Stability of the regeneration of the boron–oxygen complex in silicon solar cells during module integration

Light-induced degradation (LID) in boron-doped p-type Czochralski (Cz) silicon is caused by a boron–oxygen (BO) complex, which may be permanently deactivated by simultaneous illumination and heating leading to a permanent regeneration of carrier lifetime and solar cell performance. Up to now, regeneration has only been investigated on wafer and solar cell level. In this work, we investigate whether the regeneration gain on solar cell level can be transferred to module level. For this purpose, we fabricated solar cells with passivated emitter and rear on boron-doped p-type Cz and float zone wafers. The cells are extensively characterised regarding losses in cell performance due to LID by preparing different defect states with certain temperature and illumination treatments. The effect of the injection-dependent carrier lifetime caused by the BO complex in its active state on fill factor is investigated in detail theoretically and experimentally, developing a descriptive explanation.
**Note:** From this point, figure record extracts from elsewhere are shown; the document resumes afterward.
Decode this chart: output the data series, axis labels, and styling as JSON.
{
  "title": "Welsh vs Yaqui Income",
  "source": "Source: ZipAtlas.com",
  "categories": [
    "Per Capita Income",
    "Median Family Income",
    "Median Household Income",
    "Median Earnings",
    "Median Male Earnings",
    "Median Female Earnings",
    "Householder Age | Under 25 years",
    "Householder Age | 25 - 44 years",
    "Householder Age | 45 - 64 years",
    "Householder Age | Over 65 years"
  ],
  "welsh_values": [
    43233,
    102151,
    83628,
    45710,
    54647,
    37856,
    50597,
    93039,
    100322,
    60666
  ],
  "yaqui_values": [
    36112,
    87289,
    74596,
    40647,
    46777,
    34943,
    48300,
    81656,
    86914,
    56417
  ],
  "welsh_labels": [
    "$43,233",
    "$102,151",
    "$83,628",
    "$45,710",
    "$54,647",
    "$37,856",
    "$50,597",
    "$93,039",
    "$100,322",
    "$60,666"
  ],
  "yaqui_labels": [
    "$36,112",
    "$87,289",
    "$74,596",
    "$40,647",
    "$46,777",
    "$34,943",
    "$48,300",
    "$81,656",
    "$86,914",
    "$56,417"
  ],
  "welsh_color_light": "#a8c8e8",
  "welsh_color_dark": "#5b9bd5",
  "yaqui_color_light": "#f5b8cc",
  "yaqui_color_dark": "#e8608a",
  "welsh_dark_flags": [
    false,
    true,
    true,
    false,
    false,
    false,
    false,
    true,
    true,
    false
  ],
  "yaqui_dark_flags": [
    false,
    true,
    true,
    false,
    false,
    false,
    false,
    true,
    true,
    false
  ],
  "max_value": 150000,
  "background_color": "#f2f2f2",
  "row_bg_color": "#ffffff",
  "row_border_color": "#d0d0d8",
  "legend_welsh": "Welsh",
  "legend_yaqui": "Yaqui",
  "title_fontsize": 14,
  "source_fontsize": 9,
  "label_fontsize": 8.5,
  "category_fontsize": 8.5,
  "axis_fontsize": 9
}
Finally, it is shown by integrating solar cells in the degraded and regenerated state into solar modules, that the regeneration effect can be transferred to module level and is stable upon subsequent illumination of the module.

► We investigate light-induced degradation on p-type Cz silicon. ► Passivated emitter and rear solar cells are fabricated and characterised. ► A degradation in conversion efficiency of 0.9%abs by LID is recovered by regeneration. ► Regeneration on cell level is stable upon module integration and illumination.